Çünkü, bakım hizmetleri parasal boyutla sınırlı değildir; bu hizmetin sosyal, psikolojik, insani boyutları da göz önüne alınmalıdır.
Kadın hareketinin AKP’nin şu anda uygulamak istediği politikaya ilişkin haklı kaygıları var.

Kadına kürtajı yasaklamaya kalk, üç de yetmez beş çocuk yap diye dayat. Ardından, “çocuk parası” ile çocuk doğurmayı teşvik et, kadınlar için emeklilik yaşının düşürülmesini gündeme getir. Bu durum; kadınların tam istihdama sokulmamasından, esnek ve ucuz işgücü olarak çalıştırılmasından ve gerektiğinde eve hapsetmek üzere gerekli “ortamın” sağlanmasından başka bir amaca hizmet etmez.

Oysa, “çocuk parası”na ilkesel olarak karşı değilim, bir sosyal sigorta hakkı olarak ebeveynlerin temel haklarından biri olarak görüyorum. Kaldı ki, örneğin başta kamu çalışanları bugün “çocuk yardımı” adı altında zaten bir nevi çocuk parası almaktadır.

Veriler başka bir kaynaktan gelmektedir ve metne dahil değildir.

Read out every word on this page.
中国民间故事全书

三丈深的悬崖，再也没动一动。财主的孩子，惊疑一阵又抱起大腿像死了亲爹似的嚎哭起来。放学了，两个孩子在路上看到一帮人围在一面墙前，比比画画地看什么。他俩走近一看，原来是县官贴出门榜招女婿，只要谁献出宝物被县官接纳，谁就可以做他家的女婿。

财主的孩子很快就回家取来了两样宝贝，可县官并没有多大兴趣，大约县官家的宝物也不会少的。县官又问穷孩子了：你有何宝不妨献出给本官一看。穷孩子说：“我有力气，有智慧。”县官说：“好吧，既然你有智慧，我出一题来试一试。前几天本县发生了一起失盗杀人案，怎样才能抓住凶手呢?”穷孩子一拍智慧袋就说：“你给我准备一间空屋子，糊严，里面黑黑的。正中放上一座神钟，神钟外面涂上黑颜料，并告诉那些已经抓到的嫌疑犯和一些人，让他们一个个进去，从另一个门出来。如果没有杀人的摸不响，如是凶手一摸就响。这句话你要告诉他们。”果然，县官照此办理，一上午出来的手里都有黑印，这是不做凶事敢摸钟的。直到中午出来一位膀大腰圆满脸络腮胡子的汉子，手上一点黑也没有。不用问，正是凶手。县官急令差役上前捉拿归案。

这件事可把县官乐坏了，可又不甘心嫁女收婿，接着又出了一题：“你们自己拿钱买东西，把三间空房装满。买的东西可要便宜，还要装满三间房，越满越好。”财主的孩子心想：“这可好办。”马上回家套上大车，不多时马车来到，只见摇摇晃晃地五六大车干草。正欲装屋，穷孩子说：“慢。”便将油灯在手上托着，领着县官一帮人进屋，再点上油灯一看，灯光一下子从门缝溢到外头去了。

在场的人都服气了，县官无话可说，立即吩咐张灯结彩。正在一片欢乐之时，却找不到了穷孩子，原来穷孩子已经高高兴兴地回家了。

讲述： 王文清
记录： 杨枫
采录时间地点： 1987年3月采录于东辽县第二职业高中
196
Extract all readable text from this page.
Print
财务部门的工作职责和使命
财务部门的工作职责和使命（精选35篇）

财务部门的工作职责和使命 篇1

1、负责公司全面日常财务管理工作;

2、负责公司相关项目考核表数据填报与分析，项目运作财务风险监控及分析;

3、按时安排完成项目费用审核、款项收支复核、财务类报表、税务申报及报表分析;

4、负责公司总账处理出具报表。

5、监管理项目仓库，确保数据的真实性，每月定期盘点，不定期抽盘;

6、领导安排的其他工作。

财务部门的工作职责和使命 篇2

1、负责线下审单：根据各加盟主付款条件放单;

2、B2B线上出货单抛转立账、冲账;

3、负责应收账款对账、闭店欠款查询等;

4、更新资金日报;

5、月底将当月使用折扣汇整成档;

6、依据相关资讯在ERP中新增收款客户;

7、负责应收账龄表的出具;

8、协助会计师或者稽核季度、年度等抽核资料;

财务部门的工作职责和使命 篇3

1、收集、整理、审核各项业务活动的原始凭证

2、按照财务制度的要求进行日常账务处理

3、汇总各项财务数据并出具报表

Ancak, çocuk bakımı, tıpkı muhtaçların bakımı gibi salt parasal boyutuyla ele alınamaz. Bu, sosyal bir devletin, bütün yurttaşlarına parasız eğitim, parasız sağlık, ulaşım sağlaması ve kira yardımı yapması gibi bir bütünsellik içinde ele alınmalıdır.

Bu nedenle, belirttiğim gibi, kadınların, “kadınlara tam istihdam” ve “kadın işsizliğinin önüne geçilmesi” gibi sorunları ortadayken yukarıda saydığımız gerekçelerle bu tür uygulamaların getirilmek istenmesi, kadın hareketinin endişelerini haklı çıkarıyor.

Bu vesileyle bütün kadınların 8 Mart Dünya Emekçi Kadınlar Günü’nü kutlarım.